Fue en el movimiento, y solo de modo secundario en el lenguaje, como surgió la mente humana: la interacción simbólica emergió de señas gestuales. Este no es, sin embargo, un reclamo novedoso ni revolucionario. La idea de que el origen del lenguaje puede ser hallado en el gesto se puede rastrear en Lucrecio, el poeta epicúreo, y en desarrollos más recientes de John Bulwer en el siglo xvii; Etienne Condillac, Giambattista Vico y Charles de Brosses en el siglo xviii; y Sir Richard Paget y André Leroi-Gourhan a principios y mediados del siglo xx, respectivamente. Debra Hawhee argumenta que “las teorías corporales del lenguaje de Paget invierten el lugar común relativamente reciente del ‘cuerpo como una formación discursiva’, ofreciendo en cambio la idea del discurso como una formación corporal” (2006, p. 332). El gesto y la palabra de Leroi-Gourhan,2 un clásico de la paleoantropología, es un argumento enciclopédico acerca de la conexión evolutiva entre el rostro y la mano y, en definitiva, el cuerpo y la mente (sociales). Más recientes argumentos y evidencias de la prioridad evolutiva del gesto basadas en las ciencias cognitivas han sido desarrollados por Armstrong (1991), Donald (1991), Deacon (1997), Stokoe (2001), Armstrong & Wilcox (2007),3 entre otros.
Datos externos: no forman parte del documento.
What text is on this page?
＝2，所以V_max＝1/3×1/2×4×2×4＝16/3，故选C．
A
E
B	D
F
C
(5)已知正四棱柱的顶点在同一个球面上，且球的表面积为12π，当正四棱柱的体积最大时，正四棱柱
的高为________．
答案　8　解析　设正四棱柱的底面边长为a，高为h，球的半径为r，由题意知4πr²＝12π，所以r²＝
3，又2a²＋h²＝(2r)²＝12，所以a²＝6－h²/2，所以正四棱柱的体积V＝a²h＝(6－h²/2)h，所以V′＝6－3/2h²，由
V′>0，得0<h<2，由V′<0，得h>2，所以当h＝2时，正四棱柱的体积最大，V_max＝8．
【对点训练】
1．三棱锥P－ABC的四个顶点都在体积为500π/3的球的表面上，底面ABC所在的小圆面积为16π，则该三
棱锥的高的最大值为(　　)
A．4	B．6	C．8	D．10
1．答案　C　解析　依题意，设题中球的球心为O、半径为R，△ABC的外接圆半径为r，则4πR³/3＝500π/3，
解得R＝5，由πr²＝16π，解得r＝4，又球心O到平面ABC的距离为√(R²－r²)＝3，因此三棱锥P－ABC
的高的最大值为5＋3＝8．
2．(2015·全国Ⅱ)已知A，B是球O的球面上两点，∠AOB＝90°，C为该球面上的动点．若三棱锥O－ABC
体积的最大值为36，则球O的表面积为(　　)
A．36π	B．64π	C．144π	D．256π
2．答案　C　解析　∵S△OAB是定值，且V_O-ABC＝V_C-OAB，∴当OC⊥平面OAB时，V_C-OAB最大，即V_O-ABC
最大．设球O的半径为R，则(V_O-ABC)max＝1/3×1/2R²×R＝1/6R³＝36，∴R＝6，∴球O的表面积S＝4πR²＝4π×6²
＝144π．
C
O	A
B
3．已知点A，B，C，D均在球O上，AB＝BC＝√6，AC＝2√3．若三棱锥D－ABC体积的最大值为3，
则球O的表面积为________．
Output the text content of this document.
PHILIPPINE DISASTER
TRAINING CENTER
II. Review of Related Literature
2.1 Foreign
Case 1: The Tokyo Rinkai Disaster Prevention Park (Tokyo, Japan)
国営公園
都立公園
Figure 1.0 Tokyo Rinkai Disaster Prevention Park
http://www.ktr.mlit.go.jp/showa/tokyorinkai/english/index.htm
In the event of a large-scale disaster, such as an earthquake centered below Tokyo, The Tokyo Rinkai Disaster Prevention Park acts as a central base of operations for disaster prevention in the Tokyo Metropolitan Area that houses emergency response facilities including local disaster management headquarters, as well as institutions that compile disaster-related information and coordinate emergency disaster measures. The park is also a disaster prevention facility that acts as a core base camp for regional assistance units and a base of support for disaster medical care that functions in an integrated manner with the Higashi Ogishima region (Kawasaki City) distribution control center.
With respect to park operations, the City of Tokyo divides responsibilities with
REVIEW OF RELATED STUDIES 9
Ya a comienzos de los años sesenta Leroi-Gourhan había demostrado las conexiones neurológicas contiguas entre los centros del discurso del cerebro humano y áreas del córtex motor involucradas en el movimiento de las manos y el rostro. Sus descendientes intelectuales han ampliado esa evidencia y llevado aún más lejos las ideas resultantes. “Desde nuestro punto de vista —sostienen Stokoe y Marschark— el lenguaje tuvo que comenzar con gestos […] porque sólo los gestos pueden parecerse o apuntar hacia o sostener o, dicho de otro modo, reproducir visiblemente lo que significan” (1999, p. 78). De manera similar, Raymond Tallis afirma que el acto básico de indicar representa la raíz de la conciencia humana. La capacidad cognitiva de la indicialidad, reclama Tallis, es constitutiva de la teoría de la mente, que es necesaria para explicar la diferenciación consciente entre sí mismo y lo otro. Para indicar se necesita alguien que indique, algo que sea indicado y alguien para cuyo beneficio ocurre la indicación. Según Tallis, esta “conciencia indicial” reflexiva “es la condición necesaria, el fondo de la indicación” (2010, p. 28), y, en últimas, de la autoconciencia y la capacidad de acción [agency]. Señalar, en cuanto gesto indicial paradigmático, es fundamentalmente un acto dialógico; se señala algo para otro mientras se llama la atención de vuelta hacia el que señala, cuyo cuerpo es usado como el referente, el origen del vector del acto de señalar. Incluso en el caso en que una persona señala directamente a otra para el beneficio exclusivo de esa otra, lo que es señalado es el contexto social, la relación entre dos individuos. Yo te señalo para llamar tu atención, para hacerte una pregunta, para desafiarte. El gesto que parte de sí mismo y se hace para el otro ejemplifica una serie de relaciones en el mundo que son únicas para la conciencia humana y que constituyen la base de la capacidad humana de la representación simbólica y el lenguaje.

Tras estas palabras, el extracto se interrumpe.